Notification

×

Iklan

Iklan

Indeks Berita

Berkurban bagi yang Mampu: Syiar Cinta dan Kepatuhan kepada Allah

Senin, 02 Juni 2025 | 09:38 WIB Last Updated 2025-06-02T02:38:09Z


TintaSiyasi.id -- Mukadimah: Tetes Darah Cinta yang Mengalir ke Langit

Dalam setiap bilangan Dzulhijjah yang menyapa, aroma takbir menggema dari mushalla-mushalla kecil di pelosok desa hingga megahnya menara masjid raya di kota-kota. Suara itu bukan sekadar gema—ia adalah panggilan cinta, pengingat akan satu peristiwa agung: pengorbanan Nabi Ibrahim dan Nabi Ismail ‘alaihimassalam. Dari kisah itulah lahir syariat berqurban: tetes darah yang mengalir bukan sekadar ritual, melainkan simbol kepatuhan, keikhlasan, dan ketundukan kepada Allah Azza wa Jalla.

Namun, bagaimana posisi qurban dalam pandangan fiqih? Apakah ia sekadar anjuran ataukah kewajiban mutlak bagi yang mampu? Lebih dari itu, bagaimana seharusnya umat Islam menyikapi ibadah ini agar tidak kehilangan ruhnya?

1. Makna Qurban: Dari Simbol ke Substansi

Secara bahasa, qurban berasal dari kata qarraba–yuqarribu–taqriban yang berarti mendekatkan. Dalam konteks ibadah, qurban berarti menyembelih hewan ternak tertentu (kambing, sapi, atau unta) pada hari Idul Adha dan hari-hari tasyriq (11–13 Dzulhijjah) sebagai bentuk pendekatan diri kepada Allah SWT.

Tetapi qurban bukan semata menyembelih. Ia adalah pengorbanan. Sebagaimana Ibrahim bersedia "menyembelih" anaknya, maka hari ini qurban mengajarkan kita menyembelih ego, keserakahan, cinta dunia, dan kebakhilan.

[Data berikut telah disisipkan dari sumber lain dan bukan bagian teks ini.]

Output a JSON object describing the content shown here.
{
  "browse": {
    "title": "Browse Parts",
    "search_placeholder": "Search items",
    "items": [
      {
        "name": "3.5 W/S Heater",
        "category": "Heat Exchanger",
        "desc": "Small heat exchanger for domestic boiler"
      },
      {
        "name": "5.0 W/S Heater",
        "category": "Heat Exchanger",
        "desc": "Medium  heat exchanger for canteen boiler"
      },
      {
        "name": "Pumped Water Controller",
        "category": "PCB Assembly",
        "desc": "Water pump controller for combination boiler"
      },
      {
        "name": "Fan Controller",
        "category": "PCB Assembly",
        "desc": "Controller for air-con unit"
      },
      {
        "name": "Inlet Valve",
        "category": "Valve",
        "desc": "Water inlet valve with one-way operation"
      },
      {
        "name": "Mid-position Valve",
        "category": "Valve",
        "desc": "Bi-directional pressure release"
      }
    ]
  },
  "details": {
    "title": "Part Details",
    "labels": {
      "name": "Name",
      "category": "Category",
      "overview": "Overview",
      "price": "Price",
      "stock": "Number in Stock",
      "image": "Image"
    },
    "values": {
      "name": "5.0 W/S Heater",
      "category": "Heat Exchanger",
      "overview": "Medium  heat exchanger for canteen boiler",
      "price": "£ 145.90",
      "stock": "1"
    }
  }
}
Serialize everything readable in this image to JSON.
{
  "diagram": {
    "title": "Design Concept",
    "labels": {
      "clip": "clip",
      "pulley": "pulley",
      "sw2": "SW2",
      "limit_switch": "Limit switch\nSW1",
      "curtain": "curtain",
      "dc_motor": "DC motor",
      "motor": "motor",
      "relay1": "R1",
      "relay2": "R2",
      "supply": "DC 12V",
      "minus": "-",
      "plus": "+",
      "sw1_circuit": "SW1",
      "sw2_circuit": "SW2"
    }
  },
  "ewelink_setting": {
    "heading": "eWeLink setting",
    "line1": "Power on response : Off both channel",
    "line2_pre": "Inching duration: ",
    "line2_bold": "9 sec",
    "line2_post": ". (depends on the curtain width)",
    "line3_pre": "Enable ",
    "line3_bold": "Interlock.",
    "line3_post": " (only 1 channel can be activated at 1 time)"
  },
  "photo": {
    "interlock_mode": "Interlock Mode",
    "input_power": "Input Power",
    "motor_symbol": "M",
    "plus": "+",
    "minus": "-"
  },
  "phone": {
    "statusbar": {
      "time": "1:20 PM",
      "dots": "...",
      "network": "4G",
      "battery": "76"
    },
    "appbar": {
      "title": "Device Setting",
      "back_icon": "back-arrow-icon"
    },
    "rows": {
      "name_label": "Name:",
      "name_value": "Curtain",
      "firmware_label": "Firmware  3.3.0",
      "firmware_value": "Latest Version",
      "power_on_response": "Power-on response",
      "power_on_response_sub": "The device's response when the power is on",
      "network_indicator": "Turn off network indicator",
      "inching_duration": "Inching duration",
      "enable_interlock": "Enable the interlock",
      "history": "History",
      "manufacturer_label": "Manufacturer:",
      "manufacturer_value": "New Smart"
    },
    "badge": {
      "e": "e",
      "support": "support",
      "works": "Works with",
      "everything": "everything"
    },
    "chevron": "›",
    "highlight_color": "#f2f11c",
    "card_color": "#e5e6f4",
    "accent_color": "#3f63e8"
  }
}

2. Hukum Fiqh Berqurban bagi yang Mampu

Para ulama sepakat bahwa qurban adalah ibadah yang sangat utama. Namun, mereka berbeda pendapat dalam menentukan hukumnya bagi yang mampu:

a. Mazhab Hanafi: Wajib

Mazhab Hanafi berpendapat bahwa berqurban adalah wajib bagi setiap Muslim yang:

Baligh dan berakal sehat,

Mukim (tidak sedang safar),

Mampu secara finansial (hartanya mencapai nisab, seperti zakat).

Dalil mereka antara lain:

> “Maka dirikanlah salat karena Tuhanmu dan berqurbanlah.”
(QS. Al-Kautsar: 2)

Mereka memaknai perintah dalam ayat tersebut sebagai kewajiban, bukan hanya anjuran. Ditambah lagi dengan hadis:

> “Barang siapa yang memiliki kelapangan (harta) namun tidak berqurban, maka janganlah ia mendekati tempat salat kami.”
(HR. Ahmad dan Ibnu Majah)

Hadis ini dipahami sebagai bentuk teguran keras yang menunjukkan wajibnya berqurban bagi yang mampu.

b. Mazhab Syafi’i, Maliki, dan Hanbali: Sunnah Muakkadah

Mayoritas ulama berpendapat bahwa qurban adalah sunnah muakkadah (sangat dianjurkan), terutama bagi mereka yang memiliki kemampuan finansial.

Alasannya:

Rasulullah SAW tidak pernah mewajibkan qurban secara eksplisit kepada umatnya.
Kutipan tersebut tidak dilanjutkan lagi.